Our goal for 2023 is to start getting the ARC Data Commons out there by inviting researchers, academics, and industry partners to access the data. The next step, with Google Cloud's help, is to generate new insights by applying artificial intelligence and machine learning models to sift through the data in ways that the human mind and eye can't.
Scaling up: more data will give us more insights
Cross-analyzing our data with additional datasets could yield even greater insights. ALS is so heterogeneous that it bleeds into other neurodegenerative conditions. In fact, the Venn diagram of neurodegenerative conditions contains a lot of overlap. For example, in our study of familial cases of ALS, we’ve seen that the same genes with the same mutations in the same family sometimes manifest as frontotemporal degeneration, damaged neurons in the front of the brain that can behave a lot like Alzheimer's disease.
In an ideal world, we’d connect numerous data lakes because it’s highly likely that there’s as much, if not more, to learn from comparing ALS to diseases such as frontotemporal dementia, Alzheimer's, Parkinson's, and Huntington's. We may find therapeutics that work across diseases or across subsets of people with those conditions.

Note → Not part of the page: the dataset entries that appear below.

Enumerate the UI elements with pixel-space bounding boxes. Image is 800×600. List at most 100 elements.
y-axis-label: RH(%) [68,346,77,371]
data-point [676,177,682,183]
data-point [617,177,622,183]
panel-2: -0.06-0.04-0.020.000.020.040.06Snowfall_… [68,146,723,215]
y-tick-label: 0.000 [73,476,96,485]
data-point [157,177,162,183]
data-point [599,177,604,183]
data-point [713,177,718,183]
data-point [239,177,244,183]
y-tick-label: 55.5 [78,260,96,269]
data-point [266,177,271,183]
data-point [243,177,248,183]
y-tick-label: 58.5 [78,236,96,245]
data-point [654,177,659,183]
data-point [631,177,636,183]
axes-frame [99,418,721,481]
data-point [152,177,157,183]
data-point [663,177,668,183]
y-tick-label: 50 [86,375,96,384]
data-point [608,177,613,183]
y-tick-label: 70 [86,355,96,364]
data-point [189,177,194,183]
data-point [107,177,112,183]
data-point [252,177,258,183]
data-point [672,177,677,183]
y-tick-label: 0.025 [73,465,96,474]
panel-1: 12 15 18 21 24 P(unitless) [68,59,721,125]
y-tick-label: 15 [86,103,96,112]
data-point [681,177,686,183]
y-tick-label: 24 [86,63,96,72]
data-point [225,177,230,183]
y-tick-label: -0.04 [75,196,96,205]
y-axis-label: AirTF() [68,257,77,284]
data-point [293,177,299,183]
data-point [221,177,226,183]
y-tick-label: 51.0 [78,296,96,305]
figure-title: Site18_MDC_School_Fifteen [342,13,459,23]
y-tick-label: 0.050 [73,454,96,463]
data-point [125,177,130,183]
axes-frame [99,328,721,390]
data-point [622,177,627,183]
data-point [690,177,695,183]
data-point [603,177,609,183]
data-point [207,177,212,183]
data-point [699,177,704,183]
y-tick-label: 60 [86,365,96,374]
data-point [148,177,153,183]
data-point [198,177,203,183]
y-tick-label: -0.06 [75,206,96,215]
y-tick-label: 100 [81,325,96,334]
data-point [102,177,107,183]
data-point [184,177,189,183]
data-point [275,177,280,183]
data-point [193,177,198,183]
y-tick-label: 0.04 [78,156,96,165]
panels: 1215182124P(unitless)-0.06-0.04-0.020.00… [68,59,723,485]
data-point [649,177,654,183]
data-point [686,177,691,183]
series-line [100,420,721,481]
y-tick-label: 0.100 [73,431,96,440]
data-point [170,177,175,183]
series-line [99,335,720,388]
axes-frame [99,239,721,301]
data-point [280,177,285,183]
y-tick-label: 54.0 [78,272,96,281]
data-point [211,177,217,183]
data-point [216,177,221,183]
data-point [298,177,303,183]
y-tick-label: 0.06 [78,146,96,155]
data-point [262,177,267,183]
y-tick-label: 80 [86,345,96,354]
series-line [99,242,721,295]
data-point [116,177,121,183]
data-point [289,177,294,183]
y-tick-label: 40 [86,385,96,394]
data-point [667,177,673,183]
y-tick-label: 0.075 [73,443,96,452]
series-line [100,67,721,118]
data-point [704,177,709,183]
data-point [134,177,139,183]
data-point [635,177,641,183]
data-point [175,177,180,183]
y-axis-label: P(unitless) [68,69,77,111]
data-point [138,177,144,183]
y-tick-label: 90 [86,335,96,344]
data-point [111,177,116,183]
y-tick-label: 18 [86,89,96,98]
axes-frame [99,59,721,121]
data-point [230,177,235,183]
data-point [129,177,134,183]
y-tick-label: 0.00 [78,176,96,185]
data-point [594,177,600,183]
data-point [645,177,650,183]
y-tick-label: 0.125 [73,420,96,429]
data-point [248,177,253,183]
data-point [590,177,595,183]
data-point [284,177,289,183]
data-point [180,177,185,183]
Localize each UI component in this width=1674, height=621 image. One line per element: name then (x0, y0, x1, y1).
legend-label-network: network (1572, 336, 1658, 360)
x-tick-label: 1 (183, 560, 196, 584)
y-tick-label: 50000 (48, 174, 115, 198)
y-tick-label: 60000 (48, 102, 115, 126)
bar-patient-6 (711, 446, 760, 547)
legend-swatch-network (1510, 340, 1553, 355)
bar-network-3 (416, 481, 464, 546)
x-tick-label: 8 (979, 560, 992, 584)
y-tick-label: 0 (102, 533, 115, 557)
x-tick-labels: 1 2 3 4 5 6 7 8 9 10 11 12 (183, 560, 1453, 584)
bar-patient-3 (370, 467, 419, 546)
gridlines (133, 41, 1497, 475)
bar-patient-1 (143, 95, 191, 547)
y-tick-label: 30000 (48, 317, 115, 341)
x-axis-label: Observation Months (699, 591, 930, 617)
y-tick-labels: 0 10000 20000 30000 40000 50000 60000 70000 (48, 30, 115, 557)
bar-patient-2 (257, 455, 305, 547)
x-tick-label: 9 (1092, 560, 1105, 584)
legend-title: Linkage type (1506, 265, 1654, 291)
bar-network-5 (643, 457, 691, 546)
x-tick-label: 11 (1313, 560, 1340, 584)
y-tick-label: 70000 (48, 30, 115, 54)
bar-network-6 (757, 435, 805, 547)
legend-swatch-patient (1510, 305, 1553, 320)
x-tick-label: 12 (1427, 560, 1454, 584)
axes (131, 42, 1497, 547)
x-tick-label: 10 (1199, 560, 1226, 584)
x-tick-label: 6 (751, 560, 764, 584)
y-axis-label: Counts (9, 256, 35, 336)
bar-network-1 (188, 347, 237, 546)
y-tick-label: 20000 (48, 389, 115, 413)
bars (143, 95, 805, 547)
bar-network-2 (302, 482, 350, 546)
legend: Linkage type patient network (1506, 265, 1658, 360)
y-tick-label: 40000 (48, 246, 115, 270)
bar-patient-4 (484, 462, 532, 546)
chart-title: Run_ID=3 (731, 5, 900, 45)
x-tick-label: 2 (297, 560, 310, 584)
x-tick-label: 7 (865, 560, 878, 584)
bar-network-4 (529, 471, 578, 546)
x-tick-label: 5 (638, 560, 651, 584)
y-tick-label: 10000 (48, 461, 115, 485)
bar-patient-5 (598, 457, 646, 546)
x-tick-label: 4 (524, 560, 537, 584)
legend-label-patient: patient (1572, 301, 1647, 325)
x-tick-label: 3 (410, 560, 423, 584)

The idea of our Precision Medicine Program was "if you build it, they will come." That is, if we build this solution, people will come and share data. Now that we're able to share data, we hope to create a virtuous cycle of more people coming to share more data with us so that we can share more data with more researchers, leading to more patients sharing, and so on.
We’ve already seen how quickly we can find answers to questions we could never ask before — and we’re just getting started. We’re determined to keep going until all people with ALS can receive effective treatments.